De acordo com o processo, o crime ocorreu em 6 de junho de 1995, na Rua Costa Barros, no bairro Aldeota, área nobre da capital cearense. Naquele fim de noite, Ronaldo deixava a sede da empresa e se preparava para entrar em seu carro, estacionado nas proximidades, quando foi abordado por um homem armado que efetuou dois disparos à queima-roupa e fugiu em uma motocicleta pilotada por um comparsa, deixando o empresário gravemente ferido.
Ronaldo chegou a ser socorrido e levado ao Instituto Doutor José Frota (IJF), onde recebeu atendimento de urgência, mas não resistiu aos ferimentos e morreu cerca de duas horas depois. O caso, que ficaria conhecido como “Caso Colmeia”, teve grande repercussão na época, tanto pela projeção do empresário no mercado imobiliário quanto pela forma planejada da execução, que levantou desde o início a suspeita de crime de mando.
Ao longo dos anos, as investigações apontaram a participação de vários envolvidos no homicídio, com diferentes papéis na cadeia do crime. Segundo decisões judiciais, o engenheiro Egberto Carneiro da Cunha Neto, sócio da vítima, foi condenado a 14 anos de prisão como coautor intelectual, acusado de mandar matar o executivo por desavenças na gestão da empresa. Outros acusados, como Francisco Matias Lima Nogueira, foram sentenciados por participação na contratação e apoio aos executores, enquanto pistoleiros identificados como responsáveis diretos pelos disparos também receberam penas que variam entre 13 e 16 anos.
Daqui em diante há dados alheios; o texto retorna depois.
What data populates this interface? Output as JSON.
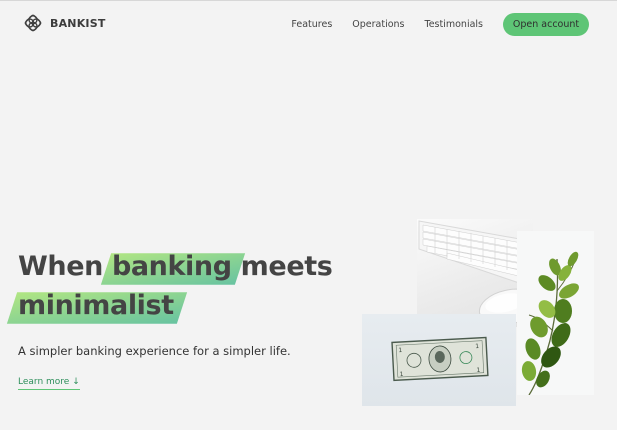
{
  "nav": {
    "logo_text": "BANKIST",
    "links": [
      {
        "label": "Features"
      },
      {
        "label": "Operations"
      },
      {
        "label": "Testimonials"
      }
    ],
    "cta_label": "Open account"
  },
  "hero": {
    "title_line1_part1": "When ",
    "title_line1_highlight": "banking",
    "title_line1_part2": " meets",
    "title_line2_highlight": "minimalist",
    "subtitle": "A simpler banking experience for a simpler life.",
    "learn_more": "Learn more ↓"
  },
  "colors": {
    "accent": "#5ec576",
    "gradient_start": "#39b385",
    "gradient_end": "#9be15d",
    "background": "#f3f3f3",
    "text": "#444444"
  },
  "icons": {
    "logo": "bankist-logo-icon"
  }
}
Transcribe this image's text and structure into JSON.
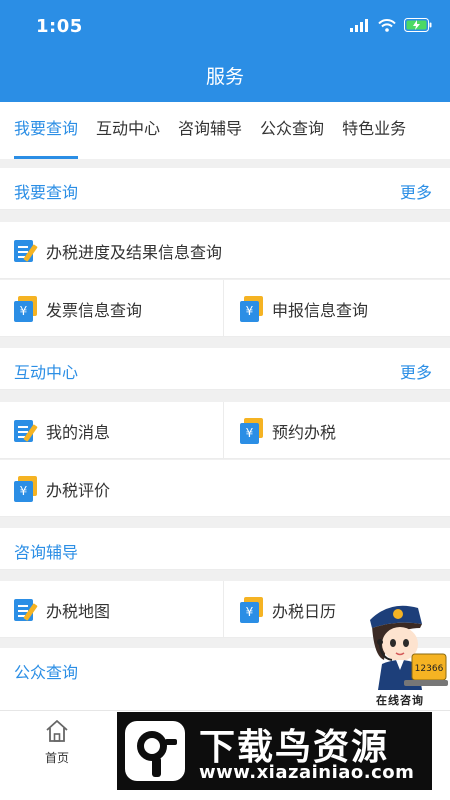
{
  "status_bar": {
    "time": "1:05"
  },
  "header": {
    "title": "服务"
  },
  "tabs": [
    {
      "label": "我要查询",
      "active": true
    },
    {
      "label": "互动中心",
      "active": false
    },
    {
      "label": "咨询辅导",
      "active": false
    },
    {
      "label": "公众查询",
      "active": false
    },
    {
      "label": "特色业务",
      "active": false
    }
  ],
  "sections": {
    "query": {
      "title": "我要查询",
      "more": "更多",
      "items": [
        {
          "label": "办税进度及结果信息查询",
          "icon": "edit-doc-icon"
        },
        {
          "label": "发票信息查询",
          "icon": "yen-card-icon"
        },
        {
          "label": "申报信息查询",
          "icon": "yen-card-icon"
        }
      ]
    },
    "interaction": {
      "title": "互动中心",
      "more": "更多",
      "items": [
        {
          "label": "我的消息",
          "icon": "edit-doc-icon"
        },
        {
          "label": "预约办税",
          "icon": "yen-card-icon"
        },
        {
          "label": "办税评价",
          "icon": "yen-card-icon"
        }
      ]
    },
    "consult": {
      "title": "咨询辅导",
      "items": [
        {
          "label": "办税地图",
          "icon": "edit-doc-icon"
        },
        {
          "label": "办税日历",
          "icon": "yen-card-icon"
        }
      ]
    },
    "public": {
      "title": "公众查询"
    }
  },
  "bottom_nav": {
    "home_label": "首页"
  },
  "floating_help": {
    "label": "在线咨询",
    "hotline": "12366"
  },
  "watermark": {
    "title": "下载鸟资源",
    "url": "www.xiazainiao.com"
  },
  "colors": {
    "accent": "#2b8ee5",
    "icon_yellow": "#f5b323",
    "background": "#f0f0f0"
  }
}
Valdenor Guimarães Pinheiro aparece nos autos como uma espécie de “gerenciador de pistoleiros” na região jaguaribana, no interior do Ceará, atuando como intermediário entre o mandante e o grupo encarregado de executar Ronaldo Castro Barbosa. De acordo com os registros do Tribunal de Justiça do Ceará, sua condenação transitou em julgado, mas ele permaneceu foragido por décadas, o que exigiu articulação entre diferentes estados para localizá-lo e efetivar a prisão. Agora, após ser apresentado à Justiça paulista, a Polícia Civil do Ceará realiza tratativas para transferi-lo para uma unidade prisional cearense, onde deverá cumprir o restante da pena.
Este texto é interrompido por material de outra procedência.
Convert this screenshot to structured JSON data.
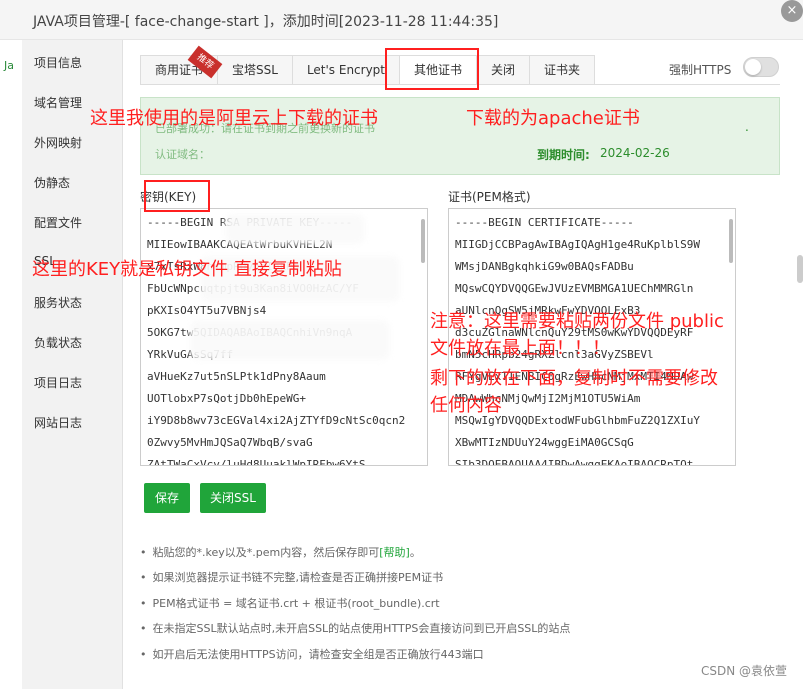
{
  "window": {
    "title": "JAVA项目管理-[ face-change-start ]，添加时间[2023-11-28 11:44:35]",
    "close_glyph": "×"
  },
  "left_strip": {
    "text": "Ja"
  },
  "sidebar": {
    "items": [
      {
        "label": "项目信息"
      },
      {
        "label": "域名管理"
      },
      {
        "label": "外网映射"
      },
      {
        "label": "伪静态"
      },
      {
        "label": "配置文件"
      },
      {
        "label": "SSL"
      },
      {
        "label": "服务状态"
      },
      {
        "label": "负载状态"
      },
      {
        "label": "项目日志"
      },
      {
        "label": "网站日志"
      }
    ]
  },
  "tabs": [
    {
      "label": "商用证书"
    },
    {
      "label": "宝塔SSL"
    },
    {
      "label": "Let's Encrypt"
    },
    {
      "label": "其他证书",
      "active": true
    },
    {
      "label": "关闭"
    },
    {
      "label": "证书夹"
    }
  ],
  "ribbon": "推荐",
  "https_toggle": {
    "label": "强制HTTPS",
    "on": false
  },
  "info": {
    "deployed": "已部署成功：请在证书到期之前更换新的证书",
    "domain": "认证域名：",
    "expiry_label": "到期时间:",
    "expiry_date": "2024-02-26",
    "trailing": "."
  },
  "key_section": {
    "label": "密钥(KEY)",
    "lines": [
      "-----BEGIN RSA PRIVATE KEY-----",
      "MIIEowIBAAKCAQEAtWrbuKVHEL2N",
      "x7xTsRxW8hVmpROy6dIpkPd",
      "FbUcWNpcuqtpjt9u3Kan8iVO0HzAC/YF",
      "pKXIsO4YT5u7VBNjs4",
      "5OKG7tw5QIDAQABAoIBAQCnhiVn9nqA",
      "YRkVuGAsSq7ff",
      "aVHueKz7ut5nSLPtk1dPny8Aaum",
      "UOTlobxP7sQotjDb0hEpeWG+",
      "iY9D8b8wv73cEGVal4xi2AjZTYfD9cNtSc0qcn2",
      "0Zwvy5MvHmJQSaQ7WbqB/svaG",
      "ZAtTWaCxVcv/luHd8UuaklWpIRFbw6YtS"
    ]
  },
  "cert_section": {
    "label": "证书(PEM格式)",
    "lines": [
      "-----BEGIN CERTIFICATE-----",
      "MIIGDjCCBPagAwIBAgIQAgH1ge4RuKplblS9W",
      "WMsjDANBgkqhkiG9w0BAQsFADBu",
      "MQswCQYDVQQGEwJVUzEVMBMGA1UEChMMRGln",
      "aUNlcnQgSW5jMRkwFwYDVQQLExB3",
      "d3cuZGlnaWNlcnQuY29tMS0wKwYDVQQDEyRF",
      "bmN5cHRpb24gRXZlcnl3aGVyZSBEVl",
      "RFYgVExTIENBIC0gRzEwHhcNMjMxMTI4MDAw",
      "MDAwWhcNMjQwMjI2MjM1OTU5WiAm",
      "MSQwIgYDVQQDExtodWFubGlhbmFuZ2Q1ZXIuY",
      "XBwMTIzNDUuY24wggEiMA0GCSqG",
      "SIb3DQEBAQUAA4IBDwAwggEKAoIBAQCRpTOt"
    ]
  },
  "buttons": {
    "save": "保存",
    "close_ssl": "关闭SSL"
  },
  "tips": [
    {
      "text": "粘贴您的*.key以及*.pem内容，然后保存即可",
      "help": "[帮助]",
      "end": "。"
    },
    {
      "text": "如果浏览器提示证书链不完整,请检查是否正确拼接PEM证书"
    },
    {
      "text": "PEM格式证书 = 域名证书.crt + 根证书(root_bundle).crt"
    },
    {
      "text": "在未指定SSL默认站点时,未开启SSL的站点使用HTTPS会直接访问到已开启SSL的站点"
    },
    {
      "text": "如开启后无法使用HTTPS访问，请检查安全组是否正确放行443端口"
    }
  ],
  "annotations": {
    "aliyun": "这里我使用的是阿里云上下载的证书",
    "apache": "下载的为apache证书",
    "key_is_private": "这里的KEY就是私钥文件 直接复制粘贴",
    "note_line1": "注意：这里需要粘贴两份文件 public",
    "note_line2": "文件放在最上面！！！",
    "note_line3": "剩下的放在下面，复制时不需要修改",
    "note_line4": "任何内容"
  },
  "watermark": "CSDN @袁依萱",
  "colors": {
    "green": "#20a53a",
    "annotation_red": "#ff1f1f"
  }
}
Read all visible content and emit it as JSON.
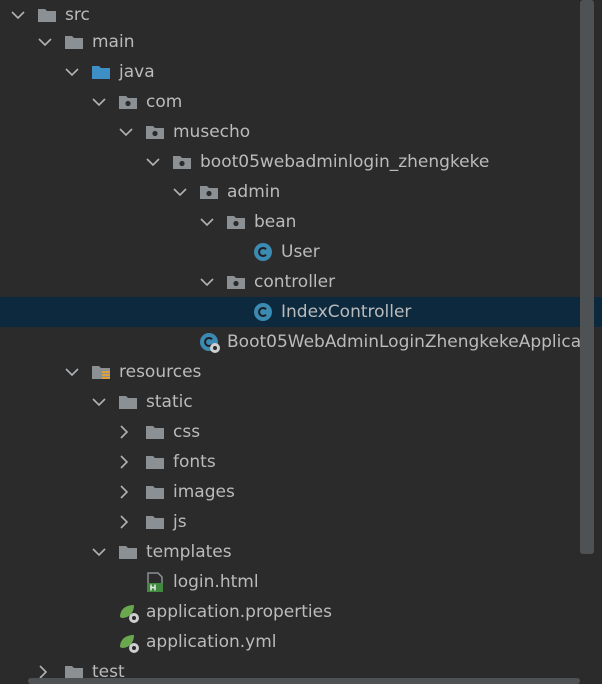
{
  "tree": {
    "items": [
      {
        "name": "tree-item-src",
        "label": "src",
        "icon": "folder-icon",
        "expanded": true
      },
      {
        "name": "tree-item-main",
        "label": "main",
        "icon": "folder-icon",
        "expanded": true
      },
      {
        "name": "tree-item-java",
        "label": "java",
        "icon": "source-folder-icon",
        "expanded": true
      },
      {
        "name": "tree-item-com",
        "label": "com",
        "icon": "package-icon",
        "expanded": true
      },
      {
        "name": "tree-item-musecho",
        "label": "musecho",
        "icon": "package-icon",
        "expanded": true
      },
      {
        "name": "tree-item-boot05",
        "label": "boot05webadminlogin_zhengkeke",
        "icon": "package-icon",
        "expanded": true
      },
      {
        "name": "tree-item-admin",
        "label": "admin",
        "icon": "package-icon",
        "expanded": true
      },
      {
        "name": "tree-item-bean",
        "label": "bean",
        "icon": "package-icon",
        "expanded": true
      },
      {
        "name": "tree-item-user",
        "label": "User",
        "icon": "class-icon"
      },
      {
        "name": "tree-item-controller",
        "label": "controller",
        "icon": "package-icon",
        "expanded": true
      },
      {
        "name": "tree-item-indexcontroller",
        "label": "IndexController",
        "icon": "class-icon",
        "selected": true
      },
      {
        "name": "tree-item-application-class",
        "label": "Boot05WebAdminLoginZhengkekeApplica",
        "icon": "spring-boot-class-icon"
      },
      {
        "name": "tree-item-resources",
        "label": "resources",
        "icon": "resources-folder-icon",
        "expanded": true
      },
      {
        "name": "tree-item-static",
        "label": "static",
        "icon": "folder-icon",
        "expanded": true
      },
      {
        "name": "tree-item-css",
        "label": "css",
        "icon": "folder-icon",
        "expanded": false
      },
      {
        "name": "tree-item-fonts",
        "label": "fonts",
        "icon": "folder-icon",
        "expanded": false
      },
      {
        "name": "tree-item-images",
        "label": "images",
        "icon": "folder-icon",
        "expanded": false
      },
      {
        "name": "tree-item-js",
        "label": "js",
        "icon": "folder-icon",
        "expanded": false
      },
      {
        "name": "tree-item-templates",
        "label": "templates",
        "icon": "folder-icon",
        "expanded": true
      },
      {
        "name": "tree-item-login-html",
        "label": "login.html",
        "icon": "html-file-icon"
      },
      {
        "name": "tree-item-app-properties",
        "label": "application.properties",
        "icon": "spring-config-icon"
      },
      {
        "name": "tree-item-app-yml",
        "label": "application.yml",
        "icon": "spring-config-icon"
      },
      {
        "name": "tree-item-test",
        "label": "test",
        "icon": "folder-icon",
        "expanded": false
      }
    ]
  },
  "colors": {
    "background": "#2b2b2b",
    "selection": "#0d293e",
    "text": "#bbbbbb",
    "folder": "#8b9095",
    "source_folder": "#3d8fc6",
    "class_badge": "#3b8ab2",
    "spring_green": "#6aa84f"
  }
}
O assassinato de Ronaldo atingiu em cheio uma das empresas mais tradicionais do setor imobiliário de Fortaleza. Fundada em 1980, a construtora Colmeia se consolidou como referência em empreendimentos de alto padrão, com atuação marcante na transformação do cenário urbano da capital cearense. A empresa soma mais de 140 projetos entregues, ultrapassando 2,3 milhões de metros quadrados construídos em residenciais, corporativos, industriais e empreendimentos de uso misto, além de ter expandido sua atuação para mercados como Manaus, Natal e Campinas.
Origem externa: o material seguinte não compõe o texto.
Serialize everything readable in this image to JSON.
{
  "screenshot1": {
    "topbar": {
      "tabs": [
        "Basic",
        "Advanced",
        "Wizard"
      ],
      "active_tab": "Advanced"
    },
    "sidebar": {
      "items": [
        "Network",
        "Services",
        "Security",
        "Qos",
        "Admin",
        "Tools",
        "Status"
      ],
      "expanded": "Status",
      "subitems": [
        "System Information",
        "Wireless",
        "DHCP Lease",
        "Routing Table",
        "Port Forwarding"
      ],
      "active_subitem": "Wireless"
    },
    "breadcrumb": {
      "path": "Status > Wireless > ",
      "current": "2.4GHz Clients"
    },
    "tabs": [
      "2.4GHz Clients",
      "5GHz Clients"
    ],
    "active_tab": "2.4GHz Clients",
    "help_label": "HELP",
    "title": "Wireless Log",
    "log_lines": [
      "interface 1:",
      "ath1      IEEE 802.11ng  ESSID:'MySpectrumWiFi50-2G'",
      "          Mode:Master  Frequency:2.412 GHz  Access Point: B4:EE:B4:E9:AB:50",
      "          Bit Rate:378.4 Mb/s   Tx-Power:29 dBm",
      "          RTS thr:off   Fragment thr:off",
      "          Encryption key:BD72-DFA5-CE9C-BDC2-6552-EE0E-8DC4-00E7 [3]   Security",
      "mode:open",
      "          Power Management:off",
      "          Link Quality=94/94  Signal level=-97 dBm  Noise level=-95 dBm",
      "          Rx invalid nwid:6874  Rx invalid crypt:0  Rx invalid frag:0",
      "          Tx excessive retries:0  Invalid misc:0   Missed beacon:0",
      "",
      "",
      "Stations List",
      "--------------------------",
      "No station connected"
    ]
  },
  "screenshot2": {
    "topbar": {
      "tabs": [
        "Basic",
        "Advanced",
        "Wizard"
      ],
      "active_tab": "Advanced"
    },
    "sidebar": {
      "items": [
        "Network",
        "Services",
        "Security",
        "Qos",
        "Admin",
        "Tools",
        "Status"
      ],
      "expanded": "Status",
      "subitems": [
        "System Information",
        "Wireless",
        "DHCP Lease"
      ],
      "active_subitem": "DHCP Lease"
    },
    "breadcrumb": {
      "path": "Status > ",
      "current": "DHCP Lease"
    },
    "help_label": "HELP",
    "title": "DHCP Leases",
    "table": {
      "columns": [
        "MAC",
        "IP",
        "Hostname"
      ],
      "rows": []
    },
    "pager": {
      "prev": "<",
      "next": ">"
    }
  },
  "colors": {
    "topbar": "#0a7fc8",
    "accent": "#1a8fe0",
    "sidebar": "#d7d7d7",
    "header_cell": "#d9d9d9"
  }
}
Ronaldo Castro Barbosa, que presidia a Colmeia à época do crime, era um dos nomes mais influentes do mercado imobiliário cearense, associado à imagem de solidez e inovação da empresa. Sua morte provocou uma mudança brusca na rotina corporativa e na condução dos negócios, exigindo reestruturação interna e a ascensão de familiares e executivos à linha de frente da construtora para manter o ritmo de expansão e preservar a marca construída ao longo de décadas.